In this lesson, we're going to talk about balance as it relates to our lives.

We often hear that we should live a life of balance or that we should seek balance in our lives. Most of us live fairly hectic lives. We have long to-do lists and many work and family responsibilities. Life can often feel overwhelming and off-balance.

Achieving balance sounds like a pretty good idea! Let's examine how a shift in thinking about the word balance might help you live better.

Part of my morning routine is to spend time reading personal and professional development books.

Are you wondering how in the world I do that with a two-year-old?

The trick is that I wake up early. I wake up one hour before my daughter so that I have some time for myself. 

I was recently reading this book, The One Thing by Gary Keller, and I came across an idea that helped me think about how to live better. The idea relates to grammar.

Here's what the author writes. 

"Nothing ever achieves absolute balance. Nothing.

No matter how imperceptible it might be, what appears to be a state of balance is something entirely different - an act of balancing. 

Viewed wistfully as a noun, balance is lived practically as a verb. 

Seen as something we ultimately attain, balance is actually something we constantly do."
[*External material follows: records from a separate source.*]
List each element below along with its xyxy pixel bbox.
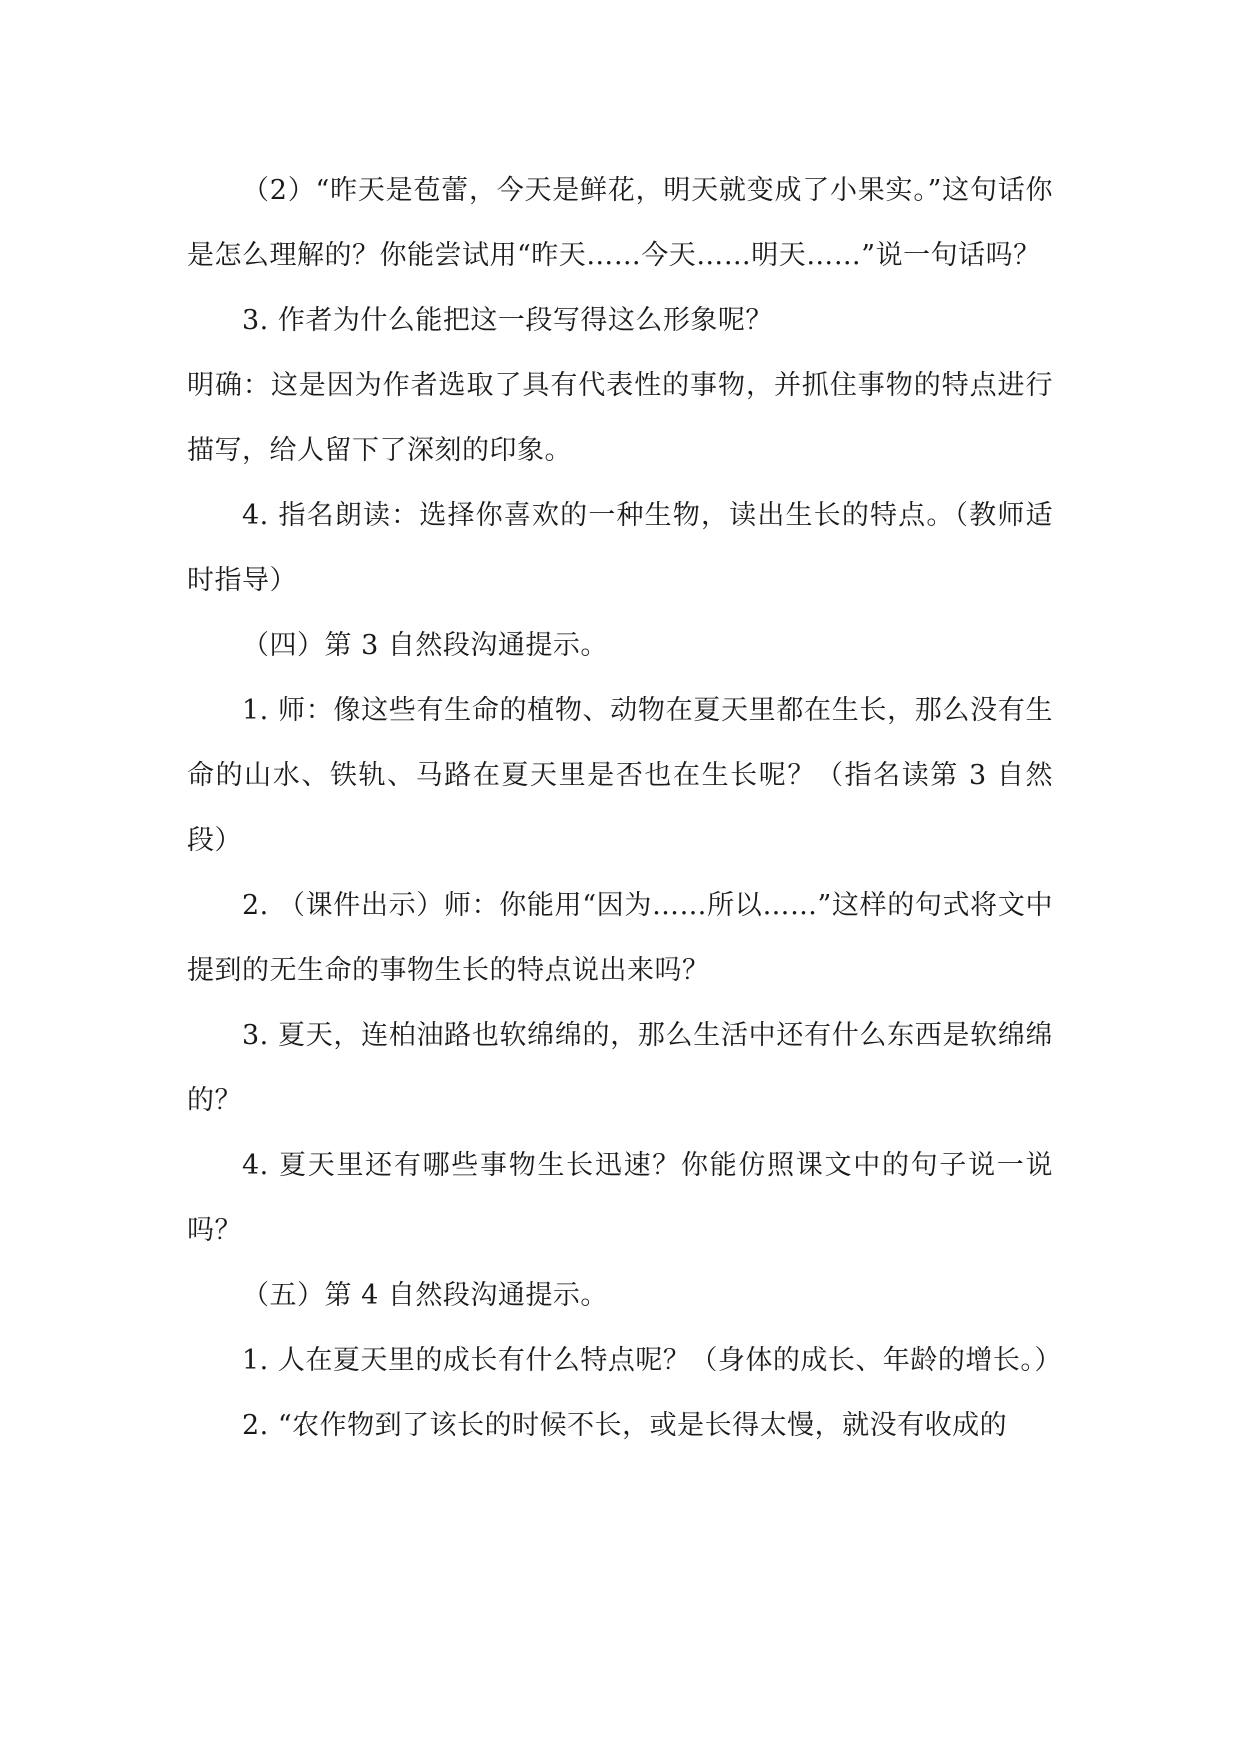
paragraph-9: 4. 夏天里还有哪些事物生长迅速？你能仿照课文中的句子说一说吗？: [187, 1150, 1053, 1246]
paragraph-12: 2. “农作物到了该长的时候不长，或是长得太慢，就没有收成的: [242, 1410, 1008, 1441]
paragraph-2: 3. 作者为什么能把这一段写得这么形象呢？: [242, 305, 773, 336]
paragraph-6: 1. 师：像这些有生命的植物、动物在夏天里都在生长，那么没有生命的山水、铁轨、马路在夏天里是否也在生长呢？（指名读第 3 自然段）: [187, 695, 1053, 856]
paragraph-4: 4. 指名朗读：选择你喜欢的一种生物，读出生长的特点。（教师适时指导）: [187, 500, 1053, 596]
section-heading-4: （四）第 3 自然段沟通提示。: [242, 630, 608, 661]
paragraph-11: 1. 人在夏天里的成长有什么特点呢？（身体的成长、年龄的增长。）: [242, 1345, 1062, 1376]
paragraph-3: 明确：这是因为作者选取了具有代表性的事物，并抓住事物的特点进行描写，给人留下了深刻的印象。: [187, 370, 1053, 466]
section-heading-5: （五）第 4 自然段沟通提示。: [242, 1280, 608, 1311]
document-body: [187, 158, 1062, 1458]
paragraph-1: （2）“昨天是苞蕾，今天是鲜花，明天就变成了小果实。”这句话你是怎么理解的？你能尝试用“昨天……今天……明天……”说一句话吗？: [187, 175, 1053, 271]
paragraph-7: 2. （课件出示）师：你能用“因为……所以……”这样的句式将文中提到的无生命的事物生长的特点说出来吗？: [187, 890, 1053, 986]
paragraph-8: 3. 夏天，连柏油路也软绵绵的，那么生活中还有什么东西是软绵绵的？: [187, 1020, 1053, 1116]
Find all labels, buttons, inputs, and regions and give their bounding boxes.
Think of balance as a verb rather than as a noun.

We can categorize our words into groups called the parts of speech. Nouns and verbs are two of the parts of speech, and balance can be a noun or a verb. 

  • Nouns name people, places, things or ideas. 
  • Verbs tell us what something is or does. 

Gary Keller, the author of this book, challenges us to think of balance as a verb (something that we do) rather than as a noun (a state that we attain). 

As he says, "Balance is something we constantly do." 

I found this idea quite helpful, and I hope that you do as well! It reminds me to live my life in a particular way rather than to pursue a particular state. 

Tip: Most words can function as multiple parts of speech.

See the difference in sentence diagrams.

Sentence diagrams are pictures of sentences that illustrate the grammar of the sentence. 

Here is an example to show you how some of the parts of speech are diagrammed.

Let's look at how the shift from balance as a noun to a verb looks in a sentence diagram. 

Balance As A Noun

My life is in balance. 

Balance is the object of the preposition in. It's a noun.

Balance As A Verb

I balance my life. 

Balance is a verb.

Understanding grammar helps you think.

Most of us think of the parts of speech as something that we learn in order to know more about grammar and language.

I like this idea of shifting balance from a noun to a verb because it shows us how the parts of speech themselves are useful concepts for understanding life and how to live.